By Shannon Forte, Client Experience Director
Once the stuff of science fiction, artificial intelligence has become a part of our everyday lives. But the ethics and validity of AI-driven online proctoring solutions have many students and faculty questioning its reliability. Complex online proctoring AI issues have forced many institutions to wonder: is AI the best choice?
Test proctoring began with human proctors overseeing exams to keep the integrity exams intact. In recent years, it has become apparent that artificial intelligence can play a key role in the exam process by replacing—and even expanding upon—some of the functions of human proctors.
Online proctoring with AI can provide the scalability and affordability needed to accommodate students in remote settings. But test validity can be called into question and the student experience can be compromised when institutions rely solely on artificial intelligence.
Human proctoring should be a key component of exam security whether tests are administered online or in person. Humans have the wisdom to quickly recognize whether the student behavior flagged by the AI is benign or a real concern.
Rick Hebson understands this. Rick has worked as a proctor for over eight years and has overseen more than 10,000 tests. During that time, he has witnessed many students go to great lengths to cheat on exams, from checking mobile devices strategically placed out of webcam view to using fake IDs to having twins standing in for each other. Despite the state-of-the-art technology used to prevent students from cheating, some will still find a way around the system, whether through common or more creative.
But Rick believes that proctoring is not all about catching students cheating. As he says “No one in this business gets up and goes to work excited about the idea of catching people doing bad things.” In fact, he is primarily driven by positive outcomes that came from proctoring exams.

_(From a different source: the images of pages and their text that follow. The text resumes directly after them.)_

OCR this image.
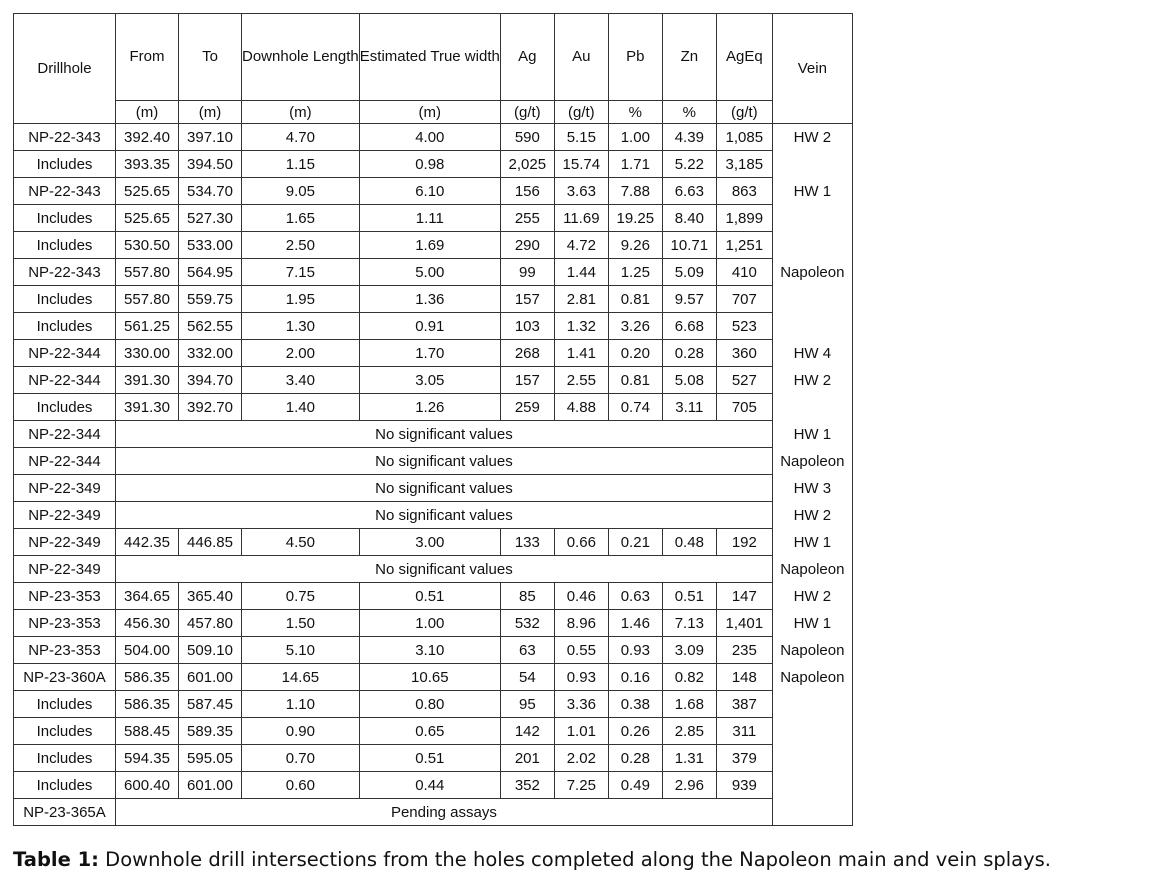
Drillhole	From	To	Downhole Length	Estimated True width	Ag	Au	Pb	Zn	AgEq	Vein
	(m)	(m)	(m)	(m)	(g/t)	(g/t)	%	%	(g/t)	
NP-22-343	392.40	397.10	4.70	4.00	590	5.15	1.00	4.39	1,085	HW 2
Includes	393.35	394.50	1.15	0.98	2,025	15.74	1.71	5.22	3,185	
NP-22-343	525.65	534.70	9.05	6.10	156	3.63	7.88	6.63	863	HW 1
Includes	525.65	527.30	1.65	1.11	255	11.69	19.25	8.40	1,899	
Includes	530.50	533.00	2.50	1.69	290	4.72	9.26	10.71	1,251	
NP-22-343	557.80	564.95	7.15	5.00	99	1.44	1.25	5.09	410	Napoleon
Includes	557.80	559.75	1.95	1.36	157	2.81	0.81	9.57	707	
Includes	561.25	562.55	1.30	0.91	103	1.32	3.26	6.68	523	
NP-22-344	330.00	332.00	2.00	1.70	268	1.41	0.20	0.28	360	HW 4
NP-22-344	391.30	394.70	3.40	3.05	157	2.55	0.81	5.08	527	HW 2
Includes	391.30	392.70	1.40	1.26	259	4.88	0.74	3.11	705	
NP-22-344	No significant values									HW 1
NP-22-344	No significant values									Napoleon
NP-22-349	No significant values									HW 3
NP-22-349	No significant values									HW 2
NP-22-349	442.35	446.85	4.50	3.00	133	0.66	0.21	0.48	192	HW 1
NP-22-349	No significant values									Napoleon
NP-23-353	364.65	365.40	0.75	0.51	85	0.46	0.63	0.51	147	HW 2
NP-23-353	456.30	457.80	1.50	1.00	532	8.96	1.46	7.13	1,401	HW 1
NP-23-353	504.00	509.10	5.10	3.10	63	0.55	0.93	3.09	235	Napoleon
NP-23-360A	586.35	601.00	14.65	10.65	54	0.93	0.16	0.82	148	Napoleon
Includes	586.35	587.45	1.10	0.80	95	3.36	0.38	1.68	387	
Includes	588.45	589.35	0.90	0.65	142	1.01	0.26	2.85	311	
Includes	594.35	595.05	0.70	0.51	201	2.02	0.28	1.31	379	
Includes	600.40	601.00	0.60	0.44	352	7.25	0.49	2.96	939	
NP-23-365A	Pending assays									
Table 1: Downhole drill intersections from the holes completed along the Napoleon main and vein splays.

Countless times proctors serve as impartial judges, not to catch students but to help them. I can’t tell you how many times a cat has jumped on a keyboard and prematurely submitted a test. Or how many times a student has had to leave a test because they’re sick. We are able to say to the school or their testing body, ‘yes, the cat really did eat their test.’ Having that record, that neutral observer can be very important when the stakes are high.
Artificial intelligence does not have the capability to understand a cat jumping on a keyboard or a student leaving the testing environment due to illness. The threat of being flagged for benign actions without recourse can leave test-takers feeling overwhelmed in an already stressful experience. This leads to increased anxiety amongst students and questionable results.
Students are increasingly critical of online proctoring with AI due to the ethical issues it raises. For many, those begin at the very beginning of the test, when fully automated systems use facial recognition software to verify identity.
AI is only as good as the dataset on which it is trained—and most leave a lot to be desired. Without a large and diverse dataset, facial recognition software may be unable to recognize the student, effectively stripping them of their right to learn. In recent years, for example, some proctoring solutions with AI have failed to recognize students with dark skin tones and certain medical conditions.
But the bias doesn’t end there. Students whose appearance and behaviors aren’t represented within the dataset may be incorrectly flagged for violations because the system doesn’t recognize their patterns. This bias leaves minority populations vulnerable to being branded as cheats.
Developers of online proctoring solutions can minimize the risk of discrimination by training their AI on a dataset that includes a wide range of skin tones, ethnicities, genders, and neurotypes. With a system capable of recognizing a diverse array of test-takers, functionality is improved for all students. As the dataset expands further, a dynamic system can learn from what it gets wrong, which means it becomes more accurate with every use and more valuable for exam proctoring.
However, even the most sophisticated AI works best as a supplement to humans rather than as a replacement. This improves accuracy and assures students that their success is not dependent solely on potentially flawed software.
Some online proctoring systems with AI have burdensome technological requirements. From only working on a few specific OSs to requiring high-speed internet, such systems can present significant barriers, particularly to economically disadvantaged students. AI-driven proctoring solutions with low tech requirements can give students better, more equitable online exam experiences. This includes compatibility with a broad range of operating systems and good functionality in low bandwidth environments.
Rosalyn believes that combining AI technology with human wisdom is the best way to create positive student experiences and valid results students and faculty can count on. Our human-in-the-loop (HITL) proctoring solution offers the functionality needed to provide fair and comfortable proctoring that respects student privacy and dignity.
Online proctoring AI issues must be overcome to ensure successful testing in remote environments. With Rosalyn’s dynamic HITL system, students, educators, and institutions alike can benefit from more ethical testing practices and more reliable results.